CSA slammed out the park too often 0

Posted on November 22, 2016 by Ken

 

If Cricket South Africa were a bowler, they would be the type that gives you an over comprising three great deliveries, beating the bat a couple of times and maybe bowling the batsman, and three rank full tosses that are hammered out of the park, and are no-balls just to make matters worse!

There are so many good things going on in CSA, so many people within that organisation who have a deep love for the game and are faithful servants of it, often at considerable cost to themselves. While those good balls are being bowled, it is easy to believe that everything in South African cricket is hunky dory and the future is bright.

Like when you go to the Centre of Excellence and National Academy in Pretoria. This is a superb facility where national teams can prepare with the latest technology at their fingertips.

The gadgets have recently been improved with the world’s most advanced batting simulator – the PitchVision Batting Studio – now installed. The high-tech bowling machine and smart lane equipped with sensors takes net batting to the next level. The simulator features a moveable bowling machine that can bowl over or around the wicket, videos of bowlers, shot-tracking, field setting and tracking of runs scored. The system also records technique for video analysis.

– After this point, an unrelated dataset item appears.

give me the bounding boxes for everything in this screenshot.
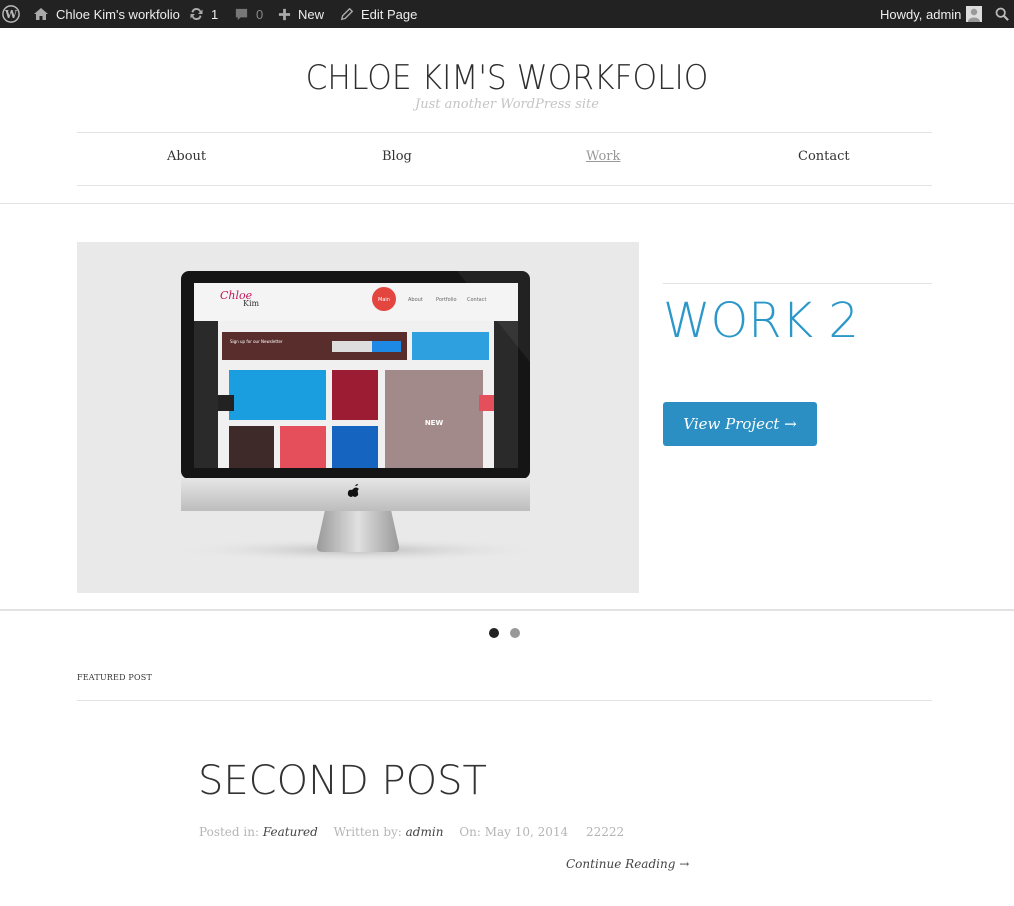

The batsman can set up any match scenario and bat with the realistic pressures of finding the gaps and trying to chase down a score at the death.

The technology even showed that I was planting my front leg when batting, but then a good coach could probably have pointed that out anyway. And, as I told coaches Shukri Conrad and Vincent Barnes, nobody has trapped me lbw for a long time! (Now I’m just tempting fate!)

There are lots of other good news stories around CSA at the moment, such as the thawing of relations with India. According to Haroon Lorgat, the CSA chief executive, the BCCI are keen on the idea of South Africa and India developing an icon series like the Ashes. The Proteas will be playing four Tests in India this year and the next tour to South Africa is not going to be the thoroughly inadequate shortened series which was foisted upon CSA in December 2013.

Sadly, however, there are still people in CSA who seem more intent on furthering their own agendas than the good of the game.

Despite CSA continuing to swear blind that there was nothing untoward in the selection of the team for the World Cup semi-final, that merit is the only criterion for the Proteas (except when the call is 50/50), the gathering of the cricket family this week for the CSA Awards (another example of how well they can do things) meant I was given yet more snippets of information that would seem to confirm that the side that took the field at Eden Park was not the one Russell Domingo, AB de Villiers or the selectors initially wanted.

And now, an event as happy and well-organised as the awards banquet has also been marred by the same faceless, cowardly interferers as allegations of the judges’ decisions being changed rear their ugly heads.

Two members of the judging panel confirmed to me that one of the franchise award-winners had been changed – that when they left their selection meeting, they were under the impression that a different player had won.

The last thing I want to do is cast aspersions on the ability and class of Robin Peterson (poor Vernon Philander was shamefully treated by the World Cup fiasco), whom I rate highly and believe should be in the Test squad ahead of Aaron Phangiso, but apparently he was the third-choice for the Momentum One-Day Cup Player of the Season, behind Dean Elgar and Andrew Puttick.

So the last week has pretty much summed up CSA’s performance in general: leading the field in many ways, like the centre of excellence in Pretoria, enjoying the support of an ever-growing list of sponsors and putting on superb events, but then also shooting themselves in the foot through dishonesty and backroom dealings. It felt like a family gathering this week, even if the family is dysfunctional at times, but that doesn’t mean there aren’t some members who really would be better suited to Fifa than cricket administration.